Why is $(\sqrt{2}+\sqrt{3})^{2008}$ so close to an integer?

Question

Using 5000-digit precision in PARI/GP, I discovered that the fractional part of $(\sqrt{2}+\sqrt{3})^{2008}$ is extremely small, less than $10^{-999}$. Is there a simple explanation for this fact ?

This looks like a Pisot number issue (similar questions have already been studied on MSE, see for example Why is $(2+\sqrt{3})^{50}$ so close to an integer?), but it’s a more complicated situation.

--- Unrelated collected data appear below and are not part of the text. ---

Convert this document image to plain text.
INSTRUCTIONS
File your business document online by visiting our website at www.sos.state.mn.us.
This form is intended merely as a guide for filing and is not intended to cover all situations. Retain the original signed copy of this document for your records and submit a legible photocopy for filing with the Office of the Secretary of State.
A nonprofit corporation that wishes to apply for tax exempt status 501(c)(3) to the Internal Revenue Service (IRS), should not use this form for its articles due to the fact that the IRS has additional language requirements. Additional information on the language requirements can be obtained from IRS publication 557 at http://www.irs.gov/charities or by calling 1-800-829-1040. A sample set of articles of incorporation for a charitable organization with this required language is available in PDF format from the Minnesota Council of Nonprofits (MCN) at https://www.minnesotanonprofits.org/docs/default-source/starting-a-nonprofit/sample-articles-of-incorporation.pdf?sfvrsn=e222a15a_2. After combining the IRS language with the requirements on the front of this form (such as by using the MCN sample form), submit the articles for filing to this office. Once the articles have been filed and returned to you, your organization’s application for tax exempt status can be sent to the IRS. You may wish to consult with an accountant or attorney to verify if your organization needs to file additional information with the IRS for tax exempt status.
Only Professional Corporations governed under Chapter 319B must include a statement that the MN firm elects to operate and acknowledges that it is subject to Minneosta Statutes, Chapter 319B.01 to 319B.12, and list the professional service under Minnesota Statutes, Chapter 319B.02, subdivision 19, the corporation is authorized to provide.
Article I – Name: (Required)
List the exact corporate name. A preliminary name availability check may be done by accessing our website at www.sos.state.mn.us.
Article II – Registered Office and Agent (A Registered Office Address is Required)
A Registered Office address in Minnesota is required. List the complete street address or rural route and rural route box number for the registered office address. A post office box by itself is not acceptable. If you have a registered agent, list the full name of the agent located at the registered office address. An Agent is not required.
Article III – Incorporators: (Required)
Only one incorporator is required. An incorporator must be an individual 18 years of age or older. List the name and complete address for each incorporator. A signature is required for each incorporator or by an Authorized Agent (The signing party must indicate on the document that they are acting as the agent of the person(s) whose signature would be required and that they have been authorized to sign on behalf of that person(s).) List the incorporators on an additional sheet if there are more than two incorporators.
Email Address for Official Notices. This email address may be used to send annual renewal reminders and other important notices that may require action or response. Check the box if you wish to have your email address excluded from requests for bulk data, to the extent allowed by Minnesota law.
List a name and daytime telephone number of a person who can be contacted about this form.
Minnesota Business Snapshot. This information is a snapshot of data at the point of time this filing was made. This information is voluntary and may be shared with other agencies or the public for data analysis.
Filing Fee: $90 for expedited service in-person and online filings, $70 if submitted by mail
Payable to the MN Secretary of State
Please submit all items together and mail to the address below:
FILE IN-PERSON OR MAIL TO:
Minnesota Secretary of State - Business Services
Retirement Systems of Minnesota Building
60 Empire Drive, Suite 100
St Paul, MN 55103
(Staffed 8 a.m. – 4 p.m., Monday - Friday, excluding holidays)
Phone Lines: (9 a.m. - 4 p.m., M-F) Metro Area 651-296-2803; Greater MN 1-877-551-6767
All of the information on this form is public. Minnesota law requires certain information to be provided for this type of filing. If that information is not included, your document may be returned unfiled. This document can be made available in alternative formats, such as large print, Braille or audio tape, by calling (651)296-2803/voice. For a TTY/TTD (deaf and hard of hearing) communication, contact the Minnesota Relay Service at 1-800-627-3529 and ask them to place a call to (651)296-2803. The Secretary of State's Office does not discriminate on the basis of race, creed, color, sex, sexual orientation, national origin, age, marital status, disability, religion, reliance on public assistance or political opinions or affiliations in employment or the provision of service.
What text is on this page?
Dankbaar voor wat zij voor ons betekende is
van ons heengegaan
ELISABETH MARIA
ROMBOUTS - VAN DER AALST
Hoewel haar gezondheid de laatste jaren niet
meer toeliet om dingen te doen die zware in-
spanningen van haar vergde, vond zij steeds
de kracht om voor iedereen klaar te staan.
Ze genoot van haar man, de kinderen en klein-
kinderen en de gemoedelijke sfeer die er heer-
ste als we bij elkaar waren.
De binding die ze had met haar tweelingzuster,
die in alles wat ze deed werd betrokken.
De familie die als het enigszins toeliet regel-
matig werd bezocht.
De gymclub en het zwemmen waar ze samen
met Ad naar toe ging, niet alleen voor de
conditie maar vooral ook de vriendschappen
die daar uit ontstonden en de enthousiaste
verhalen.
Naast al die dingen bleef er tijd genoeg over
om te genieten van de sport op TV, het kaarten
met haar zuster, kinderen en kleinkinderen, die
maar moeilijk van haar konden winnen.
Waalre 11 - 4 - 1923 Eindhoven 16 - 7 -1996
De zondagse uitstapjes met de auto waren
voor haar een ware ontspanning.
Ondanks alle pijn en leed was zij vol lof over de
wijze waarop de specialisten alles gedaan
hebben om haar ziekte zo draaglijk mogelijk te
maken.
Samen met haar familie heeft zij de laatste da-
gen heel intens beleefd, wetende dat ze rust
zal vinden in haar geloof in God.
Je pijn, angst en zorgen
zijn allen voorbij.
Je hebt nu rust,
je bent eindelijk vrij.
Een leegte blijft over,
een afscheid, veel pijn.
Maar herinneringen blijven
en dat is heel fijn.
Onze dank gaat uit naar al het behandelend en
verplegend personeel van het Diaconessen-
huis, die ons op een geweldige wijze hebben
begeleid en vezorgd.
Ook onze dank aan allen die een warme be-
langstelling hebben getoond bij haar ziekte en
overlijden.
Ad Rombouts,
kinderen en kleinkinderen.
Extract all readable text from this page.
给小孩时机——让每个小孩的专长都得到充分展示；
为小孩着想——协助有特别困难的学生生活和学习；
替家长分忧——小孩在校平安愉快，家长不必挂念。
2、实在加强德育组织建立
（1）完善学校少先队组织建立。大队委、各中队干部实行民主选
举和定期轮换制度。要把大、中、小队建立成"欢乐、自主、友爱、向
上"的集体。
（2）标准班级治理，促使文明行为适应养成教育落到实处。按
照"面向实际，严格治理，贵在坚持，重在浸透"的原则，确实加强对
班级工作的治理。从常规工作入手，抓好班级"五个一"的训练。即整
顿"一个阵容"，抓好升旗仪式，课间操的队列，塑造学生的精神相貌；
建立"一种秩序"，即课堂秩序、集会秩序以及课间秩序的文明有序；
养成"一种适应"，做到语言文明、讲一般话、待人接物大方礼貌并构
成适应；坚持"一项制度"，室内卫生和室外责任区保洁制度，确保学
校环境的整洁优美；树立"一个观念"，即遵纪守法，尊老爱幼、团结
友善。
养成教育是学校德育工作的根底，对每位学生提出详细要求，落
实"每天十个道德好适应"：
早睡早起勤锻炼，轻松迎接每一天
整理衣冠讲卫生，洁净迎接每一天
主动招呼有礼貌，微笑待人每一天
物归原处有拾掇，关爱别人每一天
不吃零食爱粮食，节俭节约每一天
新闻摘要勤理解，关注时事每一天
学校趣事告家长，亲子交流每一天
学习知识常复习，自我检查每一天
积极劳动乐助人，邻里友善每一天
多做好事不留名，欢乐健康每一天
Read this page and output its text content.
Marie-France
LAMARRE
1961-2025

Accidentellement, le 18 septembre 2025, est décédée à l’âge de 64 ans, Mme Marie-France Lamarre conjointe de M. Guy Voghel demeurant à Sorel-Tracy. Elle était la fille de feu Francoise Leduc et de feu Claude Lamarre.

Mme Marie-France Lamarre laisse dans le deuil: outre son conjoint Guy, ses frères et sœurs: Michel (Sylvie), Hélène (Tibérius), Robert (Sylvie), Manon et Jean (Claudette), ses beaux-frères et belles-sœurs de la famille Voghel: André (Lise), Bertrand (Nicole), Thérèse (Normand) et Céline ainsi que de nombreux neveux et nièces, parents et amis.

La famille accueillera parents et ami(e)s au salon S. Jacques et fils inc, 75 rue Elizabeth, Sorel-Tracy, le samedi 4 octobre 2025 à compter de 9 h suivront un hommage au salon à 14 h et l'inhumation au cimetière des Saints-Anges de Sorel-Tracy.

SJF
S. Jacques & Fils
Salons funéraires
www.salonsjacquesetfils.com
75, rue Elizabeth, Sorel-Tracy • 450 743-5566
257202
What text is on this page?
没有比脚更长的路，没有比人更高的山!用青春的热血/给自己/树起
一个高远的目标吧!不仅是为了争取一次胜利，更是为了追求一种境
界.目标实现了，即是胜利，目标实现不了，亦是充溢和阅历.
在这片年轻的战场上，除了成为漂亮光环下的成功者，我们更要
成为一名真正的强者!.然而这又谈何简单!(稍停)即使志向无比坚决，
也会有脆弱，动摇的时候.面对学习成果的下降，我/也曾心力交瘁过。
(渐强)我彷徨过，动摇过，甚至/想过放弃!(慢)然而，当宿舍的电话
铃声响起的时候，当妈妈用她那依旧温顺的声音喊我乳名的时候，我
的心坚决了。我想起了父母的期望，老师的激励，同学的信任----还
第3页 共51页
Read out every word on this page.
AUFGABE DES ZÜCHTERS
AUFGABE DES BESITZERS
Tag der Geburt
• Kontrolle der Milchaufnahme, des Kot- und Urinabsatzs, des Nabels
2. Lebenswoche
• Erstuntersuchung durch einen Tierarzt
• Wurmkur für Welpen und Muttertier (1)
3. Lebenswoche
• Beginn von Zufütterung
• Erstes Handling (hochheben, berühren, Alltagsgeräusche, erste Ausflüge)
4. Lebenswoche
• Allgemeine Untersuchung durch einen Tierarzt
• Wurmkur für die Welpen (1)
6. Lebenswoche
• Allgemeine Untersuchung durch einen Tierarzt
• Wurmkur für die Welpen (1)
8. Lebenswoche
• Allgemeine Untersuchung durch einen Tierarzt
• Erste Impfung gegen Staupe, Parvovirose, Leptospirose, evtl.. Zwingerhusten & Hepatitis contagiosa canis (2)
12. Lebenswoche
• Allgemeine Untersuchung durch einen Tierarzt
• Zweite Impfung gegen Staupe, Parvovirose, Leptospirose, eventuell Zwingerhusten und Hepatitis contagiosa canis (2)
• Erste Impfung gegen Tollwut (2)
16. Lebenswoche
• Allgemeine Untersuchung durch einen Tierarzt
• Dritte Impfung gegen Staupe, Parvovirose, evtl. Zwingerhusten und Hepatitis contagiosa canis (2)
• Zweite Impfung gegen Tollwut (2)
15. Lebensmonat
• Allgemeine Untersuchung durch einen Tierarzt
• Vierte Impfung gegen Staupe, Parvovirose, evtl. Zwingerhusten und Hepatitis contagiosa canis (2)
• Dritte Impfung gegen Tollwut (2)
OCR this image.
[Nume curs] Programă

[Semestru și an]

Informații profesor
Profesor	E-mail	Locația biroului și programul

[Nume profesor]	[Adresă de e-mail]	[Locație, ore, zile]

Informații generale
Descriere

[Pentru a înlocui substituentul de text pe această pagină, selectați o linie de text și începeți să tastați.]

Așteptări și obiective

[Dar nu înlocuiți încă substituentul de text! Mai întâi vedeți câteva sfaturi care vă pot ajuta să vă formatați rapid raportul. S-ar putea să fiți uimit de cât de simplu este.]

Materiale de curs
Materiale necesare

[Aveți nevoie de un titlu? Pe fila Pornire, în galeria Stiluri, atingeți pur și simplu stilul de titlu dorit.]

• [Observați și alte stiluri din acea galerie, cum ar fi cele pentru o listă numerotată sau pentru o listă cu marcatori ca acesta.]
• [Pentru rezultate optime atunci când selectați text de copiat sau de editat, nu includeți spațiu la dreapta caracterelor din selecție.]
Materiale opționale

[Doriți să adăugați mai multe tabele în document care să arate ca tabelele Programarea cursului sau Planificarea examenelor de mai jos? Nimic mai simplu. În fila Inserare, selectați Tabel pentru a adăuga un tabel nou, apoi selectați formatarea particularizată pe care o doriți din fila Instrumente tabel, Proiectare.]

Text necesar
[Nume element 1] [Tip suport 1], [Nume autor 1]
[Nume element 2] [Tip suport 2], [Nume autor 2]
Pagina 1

Related : Show that $(\sqrt{2} + \sqrt{3})^{2009}$ is rounded to an even number.

Answer 1

Your intuition is correct: $$ (\sqrt{2} + \sqrt{3})^{2008} = (5 + 2 \sqrt{6})^{1004} $$ and $5 + 2\sqrt{6}$ is a Pisot integer. Further, Newton's identities imply that $$ (5 + 2\sqrt{6})^n + (5 - 2\sqrt{6})^n \in \Bbb{Z} $$ for every positive integer $n$, thus the distance between $(5 + 2\sqrt{6})^{1004}$ and the closest integer is at most $$ (5 - 2\sqrt{6})^{1004} \approx 2.6743 \cdot 10^{-1000} $$

Answer 2

That is because

$$(\sqrt{3}+\sqrt{2})^{2m} + (\sqrt{3}-\sqrt{2})^{2m}$$

is an integer, namely

$$\begin{align} (\sqrt{3}+\sqrt{2})^{2m} + (\sqrt{3}-\sqrt{2})^{2m} = 2\sum_{k=0}^{m} \binom{2m}{2k} 3^{m-k}2^k, \end{align}$$

and $(\sqrt{3}-\sqrt{2})^{2m} <\frac{1}{3^{2m}}$.